Stacey Abrams: Still Sowing Discord in Georgia – “The Fourth Estate’s favorite loser is at it again.” David Catron

Stacey Abrams, the less-than-graceful loser of Georgia’s 2018 Democratic gubernatorial election, took a few hours off from her embarrassing bid to become Joe Biden’s running mate to accuse the Peach State’s leadership of voter suppression in Tuesday’s primary. She has appeared on various talking-head shows and insists the Georgia Secretary of State is guilty of “incompetence and malfeasance.” Abrams provides no evidence to support this charge, of course, other than the presence of long lines at the polls in urban counties, where elections always devolve into chaos pursuant to the utter ineptitude of their Democratic election officials. Abrams inevitably claims the root problem is Republican skulduggery.
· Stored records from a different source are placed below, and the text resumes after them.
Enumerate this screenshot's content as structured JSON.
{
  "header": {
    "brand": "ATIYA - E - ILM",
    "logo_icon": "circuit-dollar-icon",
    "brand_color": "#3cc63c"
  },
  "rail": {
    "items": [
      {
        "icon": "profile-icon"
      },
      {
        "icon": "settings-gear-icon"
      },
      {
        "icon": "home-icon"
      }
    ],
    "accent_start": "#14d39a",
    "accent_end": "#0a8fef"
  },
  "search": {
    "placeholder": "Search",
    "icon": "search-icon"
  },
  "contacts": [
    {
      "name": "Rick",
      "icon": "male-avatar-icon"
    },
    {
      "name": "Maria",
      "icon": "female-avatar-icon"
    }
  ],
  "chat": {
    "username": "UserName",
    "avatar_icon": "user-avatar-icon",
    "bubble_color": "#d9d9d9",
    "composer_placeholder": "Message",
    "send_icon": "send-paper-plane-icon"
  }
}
I live in Georgia and have voted there in every election since 1994, during the governorships of Democrats and Republicans. The only problems at the polls I have witnessed occurred during my sojourn in a densely populated, Democrat-run county. Long lines, despite Abrams’ assertions, are endemic to such counties — particularly Fulton and Dekalb. In 2000, when Democrat Roy Barnes was Georgia’s governor, I stood in line for hours so I could cast a ballot for George W. Bush and keep former Vice President Al Gore out of the Oval Office. Four years later, when Republican Sonny Perdue was governor, I waited just about the same length of time to vote for Bush’s reelection.
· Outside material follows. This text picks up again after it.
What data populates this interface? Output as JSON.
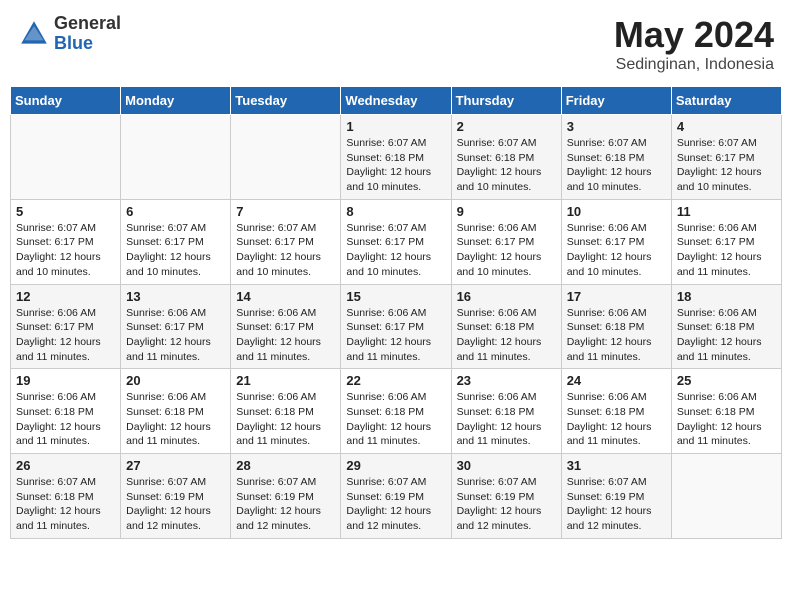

I later moved to a smaller county where the local election officials are more efficient. This not only renders it far more convenient to cast a ballot in person but also makes absentee voting easier. Having spent much of my work life traveling, I have cast many such ballots. My six-year-old grandson could handle the process with ease. If you watch this CBS interview with Abrams, however, you will hear a somewhat different story. She was evidently unequal to the task: “The return envelope was sealed, as I pointed out. I tried to steam it open because I watch a lot of Perry Mason. It didn’t work, so I had to go vote in person.” She then proceeded — I kid you not — to pitch universal mail-in voting:

The reality is that across the state and around the country we know that voting by mail is actually a good thing.… If the U.S. Senate will approve the Heroes Act and the $3.6 billion to fix this problem, not just in Georgia, but in Pennsylvania, in Maryland, across the country.… we simply have to put the resources in to scale up our mechanisms. Here’s the thing to remember: Thirty-four states have vote by mail with no excuses. Sixteen additional states have vote by mail in some form. But we need guardrails that hold everyone to the same standards and the investment that makes it possible.
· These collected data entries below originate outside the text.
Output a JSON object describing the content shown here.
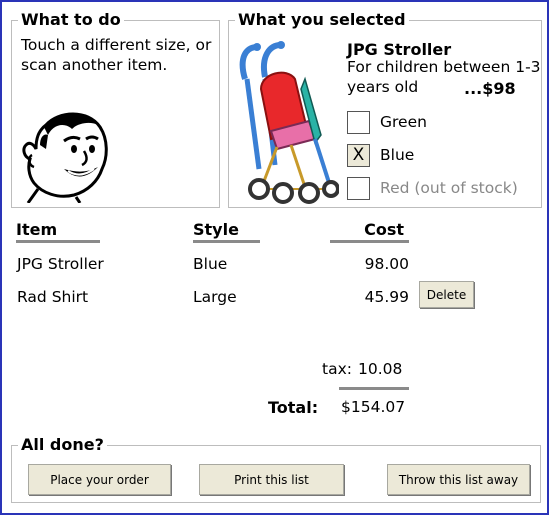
{
  "what_to_do": {
    "title": "What to do",
    "instructions": "Touch a different size, or scan another item."
  },
  "what_you_selected": {
    "title": "What you selected",
    "product_name": "JPG Stroller",
    "description": "For children between 1-3 years old",
    "price": "...$98",
    "options": [
      {
        "label": "Green",
        "mark": "",
        "checked": false,
        "available": true
      },
      {
        "label": "Blue",
        "mark": "X",
        "checked": true,
        "available": true
      },
      {
        "label": "Red (out of stock)",
        "mark": "",
        "checked": false,
        "available": false
      }
    ]
  },
  "table": {
    "headers": {
      "item": "Item",
      "style": "Style",
      "cost": "Cost"
    },
    "rows": [
      {
        "item": "JPG Stroller",
        "style": "Blue",
        "cost": "98.00",
        "action": ""
      },
      {
        "item": "Rad Shirt",
        "style": "Large",
        "cost": "45.99",
        "action": "Delete"
      }
    ]
  },
  "totals": {
    "tax_label": "tax:",
    "tax_value": "10.08",
    "total_label": "Total:",
    "total_value": "$154.07"
  },
  "all_done": {
    "title": "All done?",
    "place_order": "Place your order",
    "print_list": "Print this list",
    "throw_away": "Throw this list away"
  },
  "colors": {
    "window_border": "#2a34b8",
    "button_face": "#ece9d8",
    "stroller_seat": "#e8282b",
    "stroller_frame": "#3a7fd4",
    "stroller_trim": "#2ab3a6"
  },
  "icons": {
    "mascot": "smiling-man-face-icon",
    "product_image": "stroller-icon"
  }
}
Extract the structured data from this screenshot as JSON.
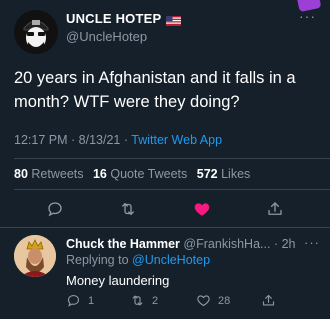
{
  "tweet": {
    "author_name": "UNCLE HOTEP",
    "author_handle": "@UncleHotep",
    "text": "20 years in Afghanistan and it falls in a month? WTF were they doing?",
    "time": "12:17 PM",
    "date": "8/13/21",
    "app": "Twitter Web App",
    "retweets_count": "80",
    "retweets_label": "Retweets",
    "quotes_count": "16",
    "quotes_label": "Quote Tweets",
    "likes_count": "572",
    "likes_label": "Likes",
    "more_label": "···",
    "liked": true,
    "colors": {
      "like": "#f91880",
      "accent": "#1d9bf0",
      "muted": "#8b98a5"
    }
  },
  "reply": {
    "author_name": "Chuck the Hammer",
    "author_handle": "@FrankishHa...",
    "age": "2h",
    "more_label": "···",
    "replying_prefix": "Replying to",
    "replying_to": "@UncleHotep",
    "text": "Money laundering",
    "reply_count": "1",
    "retweet_count": "2",
    "like_count": "28"
  },
  "icons": {
    "verified_flag": "us-flag-icon",
    "reply": "reply-icon",
    "retweet": "retweet-icon",
    "like": "heart-icon",
    "share": "share-icon"
  }
}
The “Heroes Act” to which Abrams refers was rammed through the House of Representatives last month by Speaker Nancy Pelosi. The legislation uses the coronavirus pandemic as a pretext to impose a $3 trillion scheme to leverage vote by mail and ballot harvesting into a November victory and a permanent Democratic majority. It would require every state to allow “no excuse” absentee voting, provide postage-paid mail-in ballots, mandate that votes are counted up to 10 days after Election Day, and eliminate voter ID laws. It would strip the states of the power to determine how they conduct elections and create a nationalized system that would facilitate fraud on massive scale.

 

The real problem the Democrats are trying to solve with the “Heroes Act” is their vast enthusiasm deficit. Republicans are obviously far more excited about voting for Trump than Democrats are about voting for Joe Biden. Without imposing universal mail-in voting and ballot harvesting, Trump will crush Biden. This was confirmed Tuesday in Georgia’s primary. Georgia’s Secretary of State reports that Trump had received 838,884 votes compared to Biden’s 726,440. In other words, with no primary competition, Trump still drew 112,434 more voters (13 percent) to the polls than did Biden. This echoes last week’s results in Pennsylvania, as Salena Zito reports in the New York Post:

With almost 98 percent of districts counted, Republicans have cast more than 861,000 ballots for Donald Trump, with 734,000 Democrats voting for Joe Biden. And while it’s still unclear how many people voted in person versus mail-in ballot, some counties are reporting that Trump drew plenty of supporters out of their homes…. Trump had earned 94 percent of Pennsylvania Republicans’ primary votes.… What’s more, only registered party members can vote in their party’s primary in this state and there are approximately 800,000 more registered Democrats than Republicans in Pennsylvania.

It goes without saying, of course, that the legacy media are mimicking Abrams’ mendacious claims about voter suppression and the desperate need for vote-by-mail. In addition, they have concocted their own fictions about the “chaos” that allegedly characterized Georgia’s primary. The chattering class is no more credible on this than it was with its portentous predictions about the carnage that would result when Georgia lifted its coronavirus restrictions. Their real problem, of course, is that the governor of Georgia is named Brian Kemp rather than Stacey Abrams—which means elections in the Peach State will be decided by arithmetic rather than demagoguery.